Stuck on the back window of a car I was traveling behind was a sign, "Say No to Didymo!"
You mean there are people out there who aren't saying No to didymo?
I find it hard to believe that anyone is a great promoter of Didymo, that wondrous sludge that's taking over our New Zealand rivers and causing problems for fish and other creatures living in these waters.
Didymosphenia geminata is also known as rock snot (a far more descriptive and useful name), and is a pervasive river weed that covers rocks, and water plants and river bases with a thick brown slime. Even though it looks like slime, it's actually feels more like cotton wool - cotton wool, that is, that's been used for some rather dubious purposes such as wiping a baby's bottom.
If we want to get scientific, rock snot is an algae which starts off as a cell that's invisible to the naked eye, and spreads whenever it finds a home - which isn't hard for this unpleasant relative of seaweed.

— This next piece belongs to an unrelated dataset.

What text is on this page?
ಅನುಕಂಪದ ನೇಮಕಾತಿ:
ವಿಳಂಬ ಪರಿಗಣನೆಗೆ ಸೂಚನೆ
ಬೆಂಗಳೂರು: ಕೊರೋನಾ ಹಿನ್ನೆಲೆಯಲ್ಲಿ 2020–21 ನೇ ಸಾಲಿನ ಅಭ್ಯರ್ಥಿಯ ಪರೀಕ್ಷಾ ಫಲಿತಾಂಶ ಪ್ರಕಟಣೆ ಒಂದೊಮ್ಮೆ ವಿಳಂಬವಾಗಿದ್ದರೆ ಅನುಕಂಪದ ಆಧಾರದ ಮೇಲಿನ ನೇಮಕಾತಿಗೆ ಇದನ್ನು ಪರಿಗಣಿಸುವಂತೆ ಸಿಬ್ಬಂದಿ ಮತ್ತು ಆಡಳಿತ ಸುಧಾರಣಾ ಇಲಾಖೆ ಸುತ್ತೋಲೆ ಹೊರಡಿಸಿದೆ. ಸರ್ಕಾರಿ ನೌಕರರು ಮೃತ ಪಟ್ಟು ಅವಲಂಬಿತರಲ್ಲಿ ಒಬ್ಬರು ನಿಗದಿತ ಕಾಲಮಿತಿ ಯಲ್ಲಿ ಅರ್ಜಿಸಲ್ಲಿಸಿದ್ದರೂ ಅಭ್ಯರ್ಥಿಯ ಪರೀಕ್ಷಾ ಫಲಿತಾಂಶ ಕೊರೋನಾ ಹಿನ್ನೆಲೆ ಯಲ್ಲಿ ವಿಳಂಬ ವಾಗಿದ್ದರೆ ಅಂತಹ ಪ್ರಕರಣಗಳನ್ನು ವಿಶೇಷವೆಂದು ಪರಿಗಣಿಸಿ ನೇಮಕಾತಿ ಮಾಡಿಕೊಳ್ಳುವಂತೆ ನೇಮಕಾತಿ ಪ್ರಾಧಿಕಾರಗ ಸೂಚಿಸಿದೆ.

Who would want to say Yes! to didymo? Fishermen abhor it because it tangles up lines, swimmers sometimes get eye irritation from it, people often mistake its trailings for shredded toilet paper and think someone else has been discharging sewerage into the river.
No one yet seems to know why this pernicious algae has received a license to spread so thoroughly, though some scientists consider it might have something to do with climate change, wherein the warmer waters favor this beast. It may be that a particular genetic variety is tougher than other algae.
And unfortunately it's very difficult to deal with. Telling fishermen and swimmers to clean off their boots or feet after using water is of minimal use, since the algae needs a minute amount of assistance to spread.
And before we interfere with it in some chemical fashion we need to be sure that we aren't damaging something else in the process. Perhaps what is needed is some other natural "creature" that enjoys eating brown sludge to come along and start disposing of it. But where is such a creature?